当社グループは、今後3か年の中期経営計画を2020年2月17日に公表しており、2022年12月期迄においては引き続き「海外展開強化」「体験事業強化(コト売り)」を重点項目として活動しております。こうした中、当第1四半期連結累計期間(2020年1月1日から2020年3月31日)における世界経済は、新型コロナウイルスの世界的な感染拡大が広がる中、中国をはじめとするアジア各国に続き、欧州、北米でも感染拡大抑止に向けた経済への影響が広がりました。日本経済におきましても、人口集積地を中心とした感染拡大による政府や各自治体の外出自粛要請により、経済への影響が顕在化しつつありました。当社グループの属するアウトドア業界におきましては、感染リスクが少ないと言われる屋外での活動であることから、キャンプ場の来場者数増加など一時的には需要の高まりが見られました。一方当社は2月下旬より、本社勤務従業員の在宅勤務に加え、店舗の営業時間短縮等、政府および自治体の方針の趣旨を理解し、お客様および従業員の安全を守り、また企業市民として現下の国家的な最優先命題である新型コロナウイルスの感染拡大阻止を第一に考えた対応を迅速に行ってまいりました。
このような状況のなか、当第1四半期連結累計期間における売上高は3,104,852千円(前年同期比9.8%増)となりました。

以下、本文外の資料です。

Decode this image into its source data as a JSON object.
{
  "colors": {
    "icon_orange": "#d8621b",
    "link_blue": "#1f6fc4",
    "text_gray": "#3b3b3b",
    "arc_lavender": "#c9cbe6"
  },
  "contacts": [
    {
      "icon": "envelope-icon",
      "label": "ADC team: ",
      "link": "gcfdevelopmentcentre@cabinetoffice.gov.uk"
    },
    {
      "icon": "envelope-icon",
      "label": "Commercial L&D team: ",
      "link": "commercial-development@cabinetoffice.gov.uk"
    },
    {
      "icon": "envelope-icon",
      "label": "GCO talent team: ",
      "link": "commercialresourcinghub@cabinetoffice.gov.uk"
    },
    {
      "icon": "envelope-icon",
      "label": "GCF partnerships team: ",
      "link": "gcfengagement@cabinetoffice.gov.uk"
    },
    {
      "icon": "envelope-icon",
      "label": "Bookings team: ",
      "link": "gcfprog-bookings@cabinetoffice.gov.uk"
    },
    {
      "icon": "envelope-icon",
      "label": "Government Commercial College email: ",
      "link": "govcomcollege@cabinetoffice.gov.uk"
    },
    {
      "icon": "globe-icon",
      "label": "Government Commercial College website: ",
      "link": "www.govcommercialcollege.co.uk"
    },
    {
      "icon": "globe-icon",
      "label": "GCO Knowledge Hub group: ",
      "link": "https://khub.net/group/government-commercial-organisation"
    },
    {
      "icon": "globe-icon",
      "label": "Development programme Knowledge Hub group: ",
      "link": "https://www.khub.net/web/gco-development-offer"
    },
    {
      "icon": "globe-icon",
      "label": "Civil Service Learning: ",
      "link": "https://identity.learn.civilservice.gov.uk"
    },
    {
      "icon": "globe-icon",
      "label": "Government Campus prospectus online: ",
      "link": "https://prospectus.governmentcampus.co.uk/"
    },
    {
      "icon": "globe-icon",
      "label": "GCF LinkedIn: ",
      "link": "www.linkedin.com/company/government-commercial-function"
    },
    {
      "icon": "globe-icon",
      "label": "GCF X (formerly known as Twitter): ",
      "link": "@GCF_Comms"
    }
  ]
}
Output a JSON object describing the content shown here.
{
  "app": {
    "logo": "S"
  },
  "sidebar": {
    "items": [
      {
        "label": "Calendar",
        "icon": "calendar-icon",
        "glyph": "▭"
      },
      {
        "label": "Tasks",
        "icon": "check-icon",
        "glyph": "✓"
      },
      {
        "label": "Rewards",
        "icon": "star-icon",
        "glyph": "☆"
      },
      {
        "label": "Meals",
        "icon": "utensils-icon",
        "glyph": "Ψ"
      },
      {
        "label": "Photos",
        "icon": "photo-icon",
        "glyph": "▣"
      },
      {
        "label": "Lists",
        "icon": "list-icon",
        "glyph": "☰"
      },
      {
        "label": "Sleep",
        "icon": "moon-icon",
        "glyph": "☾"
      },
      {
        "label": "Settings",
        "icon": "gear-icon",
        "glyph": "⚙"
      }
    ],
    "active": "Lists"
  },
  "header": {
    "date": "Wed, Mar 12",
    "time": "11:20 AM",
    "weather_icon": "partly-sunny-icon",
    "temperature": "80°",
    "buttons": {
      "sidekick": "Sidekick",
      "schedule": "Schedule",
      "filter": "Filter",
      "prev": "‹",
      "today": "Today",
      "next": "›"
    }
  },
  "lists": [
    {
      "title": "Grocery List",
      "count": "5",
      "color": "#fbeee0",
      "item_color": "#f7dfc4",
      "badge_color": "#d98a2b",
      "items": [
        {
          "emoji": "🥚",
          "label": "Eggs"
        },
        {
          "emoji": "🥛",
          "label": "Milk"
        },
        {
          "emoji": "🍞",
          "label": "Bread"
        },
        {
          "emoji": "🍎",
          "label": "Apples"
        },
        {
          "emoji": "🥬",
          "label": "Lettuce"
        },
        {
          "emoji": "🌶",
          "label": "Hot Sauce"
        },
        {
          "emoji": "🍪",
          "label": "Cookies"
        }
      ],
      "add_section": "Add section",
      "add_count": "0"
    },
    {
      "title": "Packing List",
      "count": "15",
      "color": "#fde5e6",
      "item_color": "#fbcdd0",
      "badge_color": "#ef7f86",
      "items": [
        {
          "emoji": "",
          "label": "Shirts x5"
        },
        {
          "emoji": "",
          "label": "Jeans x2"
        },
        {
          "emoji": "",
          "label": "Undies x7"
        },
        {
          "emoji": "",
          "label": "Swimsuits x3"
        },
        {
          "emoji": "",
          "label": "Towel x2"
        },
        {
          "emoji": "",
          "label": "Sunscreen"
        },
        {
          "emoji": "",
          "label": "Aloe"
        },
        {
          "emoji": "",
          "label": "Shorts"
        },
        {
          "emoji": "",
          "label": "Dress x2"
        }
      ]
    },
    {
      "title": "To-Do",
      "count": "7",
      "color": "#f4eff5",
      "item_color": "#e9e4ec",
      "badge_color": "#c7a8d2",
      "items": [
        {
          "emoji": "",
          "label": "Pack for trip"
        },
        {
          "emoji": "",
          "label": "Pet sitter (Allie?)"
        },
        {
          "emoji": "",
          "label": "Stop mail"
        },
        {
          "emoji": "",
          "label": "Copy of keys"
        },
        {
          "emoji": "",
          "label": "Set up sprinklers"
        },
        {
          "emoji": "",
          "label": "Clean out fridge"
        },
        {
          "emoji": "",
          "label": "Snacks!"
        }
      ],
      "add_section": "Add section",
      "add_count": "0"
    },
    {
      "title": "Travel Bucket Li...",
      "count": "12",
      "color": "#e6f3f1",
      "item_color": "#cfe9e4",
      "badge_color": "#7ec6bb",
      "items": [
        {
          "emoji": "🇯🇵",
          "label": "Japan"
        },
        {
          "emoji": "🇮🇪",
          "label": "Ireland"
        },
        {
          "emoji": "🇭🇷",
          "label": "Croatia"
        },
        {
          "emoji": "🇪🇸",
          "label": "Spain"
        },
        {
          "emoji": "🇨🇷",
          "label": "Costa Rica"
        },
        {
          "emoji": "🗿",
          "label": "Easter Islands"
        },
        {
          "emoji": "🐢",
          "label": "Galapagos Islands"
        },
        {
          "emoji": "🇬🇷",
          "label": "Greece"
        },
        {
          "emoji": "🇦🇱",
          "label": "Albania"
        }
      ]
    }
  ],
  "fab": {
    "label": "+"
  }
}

オートキャンプ・アパレル製品販売を中心とした既存事業におきましては、国内海外含め同13.0%増となる2,880,465千円、新規事業に関しては同19.6%減となる224,387千円となり、新型コロナウイルス感染拡大の影響はみられるものの、全体を通じて当初計画通り堅調に推移いたしました。
国内既存事業につきましては、暖冬の影響により例年よりキャンプシーズンの開始が早まったことなどをうけ、キャンプ初心者が購入しやすい価格帯のテント等のエントリー製品の販売が進み、前年同期比14.6%増の2,337,649千円となりました。販売形態別に見ますと、直営店の既存店(オープン年の翌年から1年を経過した店舗)の売上につきましては、新型コロナウイルス感染拡大による来店客数減少も見られたものの、前年同期比6.3%増の553,888千円となった一方で、自社ECサイトにつきましては、リアル店舗からオンラインへと変容する消費行動に着実に対応していくことで売上は前年同期比52.5%増の130,964千円となった結果、直販チャネル全体では22.7%増となりました。卸売においては、全体で17.0%増となりました。卸売に関しては、インストア並びに通常卸売においては、全店舗形態で納品・新規顧客獲得が進んだ結果前年同期比20.0%増と堅調に成長しましたが、EC卸(主にAmazon)では新型コロナウイルス感染拡大の影響により日用品の販売が優先された結果同5.7%減に留まりました。 海外事業につきましては、前年同期比7.0%増となりました。国別に見ますと、韓国では前年同期の限定品発売による一過性の売上により5.5%減となりましたが、日本製品の不買運動並びに新型コロナウイルスの影響は地道な顧客エンゲージメントにより回避されており、計画を上回る水準で推移しました。一方市場調整局面が続いていた台湾においては構造改革を進め前年同期比17.2%増と前年を上回る水準に回復しました。北米地域は、新たなマネジメント体制にて中長期的な成長に向けた事業構築に取り組んでおります。3月に入り新型コロナウイルス感染拡大が深刻化し2店舗を休業としたものの、売上は同2.4%増と成長しました。欧州地域は、英国においては2019年9月に自社ECサイトを、10月には欧州初の戦略拠点であるSnow Peak London St James'sをオープンしたほか、当第1四半期から卸売の体制も整え、本格的に事業展開を開始しており、2月までは計画を上回る水準を維持していたものの、3月以降、欧州での新型コロナウイルスの感染拡大をうけ四半期全体としては計画を下回る水準で推移しました。海外その他地域(現地拠点を持たない国や地域)の売上につきましても、一部感染拡大の影響を受けたものの、前年同期比3.5%増と成長しました。